Earlier today I saw a trailer for the modern blaxploitation picture Black Dynamite, which you can find on the official website. In fact, you not only can find it there, but you almost certainly should go and watch it there right now. Because when I say modern blaxploitation picture, I only mean modern in that this film is being released this year. Every other facet of this trailer is a pitch perfect recreation of the action based efforts in the 70’s genre, from the dodgy film stock to the voiceover man. Even the mild purple and green lighting for the love scene is bang on the money.

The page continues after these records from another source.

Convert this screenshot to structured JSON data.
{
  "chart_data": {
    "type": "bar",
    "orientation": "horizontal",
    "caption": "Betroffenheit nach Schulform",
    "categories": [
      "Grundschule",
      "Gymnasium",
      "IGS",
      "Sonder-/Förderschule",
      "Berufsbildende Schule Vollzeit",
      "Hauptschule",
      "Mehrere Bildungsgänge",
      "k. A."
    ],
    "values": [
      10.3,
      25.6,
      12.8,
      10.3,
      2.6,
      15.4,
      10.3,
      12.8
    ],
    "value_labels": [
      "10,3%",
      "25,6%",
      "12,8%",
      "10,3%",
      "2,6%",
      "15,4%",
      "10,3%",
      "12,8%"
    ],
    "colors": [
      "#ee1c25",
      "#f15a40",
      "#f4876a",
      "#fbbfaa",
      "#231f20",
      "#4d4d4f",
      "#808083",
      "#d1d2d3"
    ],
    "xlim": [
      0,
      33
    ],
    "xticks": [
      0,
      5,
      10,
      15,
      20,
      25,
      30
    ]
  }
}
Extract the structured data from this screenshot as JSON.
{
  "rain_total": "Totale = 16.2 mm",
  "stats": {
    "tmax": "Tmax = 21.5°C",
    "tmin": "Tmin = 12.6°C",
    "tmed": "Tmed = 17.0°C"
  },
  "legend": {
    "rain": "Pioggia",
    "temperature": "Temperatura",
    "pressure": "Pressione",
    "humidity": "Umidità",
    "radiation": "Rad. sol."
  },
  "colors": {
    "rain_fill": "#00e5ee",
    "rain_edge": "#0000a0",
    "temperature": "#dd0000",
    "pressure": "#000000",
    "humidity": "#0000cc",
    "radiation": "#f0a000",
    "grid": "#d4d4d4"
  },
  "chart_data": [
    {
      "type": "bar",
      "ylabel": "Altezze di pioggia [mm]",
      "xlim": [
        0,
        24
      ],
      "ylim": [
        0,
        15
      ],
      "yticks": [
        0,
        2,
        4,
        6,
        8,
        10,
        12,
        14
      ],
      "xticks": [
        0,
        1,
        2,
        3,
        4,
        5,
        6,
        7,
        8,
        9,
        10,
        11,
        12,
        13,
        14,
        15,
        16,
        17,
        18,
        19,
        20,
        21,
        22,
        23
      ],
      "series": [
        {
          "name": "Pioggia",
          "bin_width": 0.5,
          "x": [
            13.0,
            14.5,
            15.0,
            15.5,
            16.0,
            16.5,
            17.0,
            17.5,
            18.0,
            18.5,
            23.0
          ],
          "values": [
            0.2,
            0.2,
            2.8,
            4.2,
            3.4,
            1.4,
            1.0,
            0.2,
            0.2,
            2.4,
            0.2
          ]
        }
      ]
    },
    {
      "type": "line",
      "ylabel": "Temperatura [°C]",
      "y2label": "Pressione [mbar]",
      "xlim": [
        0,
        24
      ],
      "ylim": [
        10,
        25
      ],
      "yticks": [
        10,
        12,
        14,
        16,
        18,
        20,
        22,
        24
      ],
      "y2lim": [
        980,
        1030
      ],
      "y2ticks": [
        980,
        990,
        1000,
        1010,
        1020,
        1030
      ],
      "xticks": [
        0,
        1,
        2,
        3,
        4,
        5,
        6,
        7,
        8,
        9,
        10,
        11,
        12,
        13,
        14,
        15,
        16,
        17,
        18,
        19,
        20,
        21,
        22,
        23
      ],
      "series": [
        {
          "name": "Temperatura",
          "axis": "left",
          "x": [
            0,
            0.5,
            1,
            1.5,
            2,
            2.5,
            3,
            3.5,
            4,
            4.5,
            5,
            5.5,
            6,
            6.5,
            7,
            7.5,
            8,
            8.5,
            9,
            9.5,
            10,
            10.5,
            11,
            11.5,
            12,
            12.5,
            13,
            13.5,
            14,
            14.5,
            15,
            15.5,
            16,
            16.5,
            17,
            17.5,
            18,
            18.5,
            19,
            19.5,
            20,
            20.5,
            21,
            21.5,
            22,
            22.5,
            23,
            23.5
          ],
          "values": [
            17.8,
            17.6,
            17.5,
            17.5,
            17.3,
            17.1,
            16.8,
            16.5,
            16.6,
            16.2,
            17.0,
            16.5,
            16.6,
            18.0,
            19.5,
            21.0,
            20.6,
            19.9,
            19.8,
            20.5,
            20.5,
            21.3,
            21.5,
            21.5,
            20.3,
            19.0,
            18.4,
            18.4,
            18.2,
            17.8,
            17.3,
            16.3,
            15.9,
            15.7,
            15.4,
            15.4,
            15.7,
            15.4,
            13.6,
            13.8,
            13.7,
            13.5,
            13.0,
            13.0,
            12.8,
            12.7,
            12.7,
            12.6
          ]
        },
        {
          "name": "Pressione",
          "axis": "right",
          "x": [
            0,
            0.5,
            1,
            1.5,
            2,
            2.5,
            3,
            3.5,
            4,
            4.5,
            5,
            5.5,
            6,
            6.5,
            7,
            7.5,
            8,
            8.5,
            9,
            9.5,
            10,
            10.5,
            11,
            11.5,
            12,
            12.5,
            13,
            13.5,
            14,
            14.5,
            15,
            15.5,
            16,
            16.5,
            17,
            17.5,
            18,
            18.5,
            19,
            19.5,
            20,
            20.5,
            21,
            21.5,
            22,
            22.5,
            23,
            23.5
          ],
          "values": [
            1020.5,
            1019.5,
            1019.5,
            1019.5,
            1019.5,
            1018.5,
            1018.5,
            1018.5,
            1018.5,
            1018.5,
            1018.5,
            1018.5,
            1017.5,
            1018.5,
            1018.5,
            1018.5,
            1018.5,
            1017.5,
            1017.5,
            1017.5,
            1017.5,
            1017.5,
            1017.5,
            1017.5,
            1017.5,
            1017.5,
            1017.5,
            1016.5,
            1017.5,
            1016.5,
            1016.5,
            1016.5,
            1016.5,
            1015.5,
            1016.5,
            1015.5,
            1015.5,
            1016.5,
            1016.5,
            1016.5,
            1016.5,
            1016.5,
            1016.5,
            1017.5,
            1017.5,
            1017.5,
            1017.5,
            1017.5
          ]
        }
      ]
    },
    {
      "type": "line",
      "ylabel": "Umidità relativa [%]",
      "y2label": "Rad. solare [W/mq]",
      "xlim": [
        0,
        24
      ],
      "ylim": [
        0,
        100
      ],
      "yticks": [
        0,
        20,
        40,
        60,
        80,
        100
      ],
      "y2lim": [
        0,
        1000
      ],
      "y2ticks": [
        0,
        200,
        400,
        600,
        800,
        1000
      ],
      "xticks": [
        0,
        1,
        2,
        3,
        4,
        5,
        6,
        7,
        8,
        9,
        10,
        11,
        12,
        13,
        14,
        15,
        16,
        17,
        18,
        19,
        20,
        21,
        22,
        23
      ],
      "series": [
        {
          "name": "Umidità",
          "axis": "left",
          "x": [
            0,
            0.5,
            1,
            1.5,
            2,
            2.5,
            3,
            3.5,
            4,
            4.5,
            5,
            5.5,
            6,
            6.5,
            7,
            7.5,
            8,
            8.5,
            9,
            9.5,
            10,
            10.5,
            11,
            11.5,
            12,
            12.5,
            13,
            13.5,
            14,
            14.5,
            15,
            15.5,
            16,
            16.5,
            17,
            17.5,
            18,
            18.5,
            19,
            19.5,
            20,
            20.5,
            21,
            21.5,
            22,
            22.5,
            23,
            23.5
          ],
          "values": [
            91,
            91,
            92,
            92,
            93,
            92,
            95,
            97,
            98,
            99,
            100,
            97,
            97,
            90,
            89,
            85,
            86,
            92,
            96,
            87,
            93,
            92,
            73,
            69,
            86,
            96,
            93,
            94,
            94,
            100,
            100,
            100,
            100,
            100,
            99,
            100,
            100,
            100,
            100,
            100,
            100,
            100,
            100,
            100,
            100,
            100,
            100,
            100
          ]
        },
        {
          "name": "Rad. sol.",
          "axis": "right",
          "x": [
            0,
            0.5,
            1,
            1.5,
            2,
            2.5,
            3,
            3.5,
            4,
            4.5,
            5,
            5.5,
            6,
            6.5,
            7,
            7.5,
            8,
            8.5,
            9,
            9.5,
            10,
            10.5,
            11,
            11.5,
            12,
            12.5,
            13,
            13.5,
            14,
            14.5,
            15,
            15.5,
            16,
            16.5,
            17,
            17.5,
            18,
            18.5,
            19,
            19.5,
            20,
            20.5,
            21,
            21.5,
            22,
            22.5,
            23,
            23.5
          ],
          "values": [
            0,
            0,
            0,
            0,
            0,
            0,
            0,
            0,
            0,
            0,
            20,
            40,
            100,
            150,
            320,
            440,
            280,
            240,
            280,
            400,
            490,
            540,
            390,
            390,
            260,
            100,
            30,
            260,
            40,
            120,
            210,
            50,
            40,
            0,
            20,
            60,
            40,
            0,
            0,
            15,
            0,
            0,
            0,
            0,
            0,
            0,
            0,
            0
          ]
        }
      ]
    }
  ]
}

Some of the acting is a little on the winking side or the just plain bad, but this fairly low budget production has a casting coup in nabbing Michael Jai White as the lead. In fact, if there is anything in the trailer that stands out as non-authentic for the genre, it’s probably Michael Jai White’s real life martial arts prowess, which is a little too impressive and athletic. Rudy Ray Moore* of Dolemite fame could hardly lift his leg high enough to kick anyone, and you’d have to have just suffered a mild stroke not to be able to dodge one of his slow motion chops.
Obviously Black Dynamite is a labour of love for the filmmakers, and judging from this piece of footage, albeit only a few minutes worth, they’ve really nailed it, in camerawork, music, fashion and idiosyncrasies. I love the delay after the man is shot on the roof, as he stands around waiting to be shot again. If the full movie is made with the same attention as the trailer shows, it’ll be a treat, and an economical one. According to IMDB, the budget on the film is only around 2 million dollars, of which I’d imagine a nice chunk went to Michael Jai White. And when I saw that very reasonable figure, I couldn’t help but think of Grindhouse.
There is surely nothing so silly as an expensive item which is meant to look cheap. So spending 53 million dollars to try (and fail) to accurately recreate the aesthetic of tiny-budget genre cinema must be very silly indeed. I could never quite get my head around what that project was meant to achieve and it seemed the filmmakers only half agreed on what they meant as well. The section by Rodriguez is too flashy, modern and CGI fuelled to have anything in common with the inspiration, whereas Tarantino’s better entry feels more authentic at first but ends up with him being too clever by half.
Certainly the first warning light that should have flashed for the directors (who are no strangers to low budgets themselves) is how having too much money, too much time and too many stars might drown the concept. The problems are summed up toward the end of the Rodriguez trailer for the fake film Machete. After getting the tone right in the first half of the trailer (much better than he does in Planet Terror), Rodriguez blows it with a CG enhanced Danny Trejo flying through the air on a motorbike with a minigun mounted on the front of it. That the audience didn’t come to see their films is neither here nor there, the worst thing is that they failed in the central conceit of their own pet project.
Similarly, Hong Kong cinema is always saying that some new film is the return to the glory days of 80s genre cinema. I remember hearing this about S.P.L a few years ago, which was good, though very much like the movies Donnie Yen had been making consistently for a while, before a small detour into Hollywood. Most of these new genre movies have some appeal, but they can’t quite shake the ‘advancements’ in over stylising things for the modern audience. The older genre movies had to rely on cheaper and more outrageous things to get their audiences. I remember being about 12 and seeing the trailer for Tiger On The Beat, in which Chow Yun Fat shoots people by flinging a shotgun attached to a rope around corners. Something as daft as that costs very little to do, is every bit as outrageous and was more impressive to me then than the kind of expensive tedious antics of movies like Planet Terror.
The limited budget factor is why so many of these films were so inventive and the best ones were movies who surpassed their humble beginnings. There’s something slightly unpleasant about high profile successful filmmakers deciding to dabble in low budget genre, with a production budget in their pocket that could have paid for 1000 of the films they so admire. It’s like a rich student slumming. And if Black Dynamite is the success that it appears to be, I hope any other directors hoping similar experiments keep a copy of this film on their desk.
*By the way, I read over at Twitch that Ruby Ray Moore has another Dolemite film coming up for release, but to say it looks lazy is an understatement.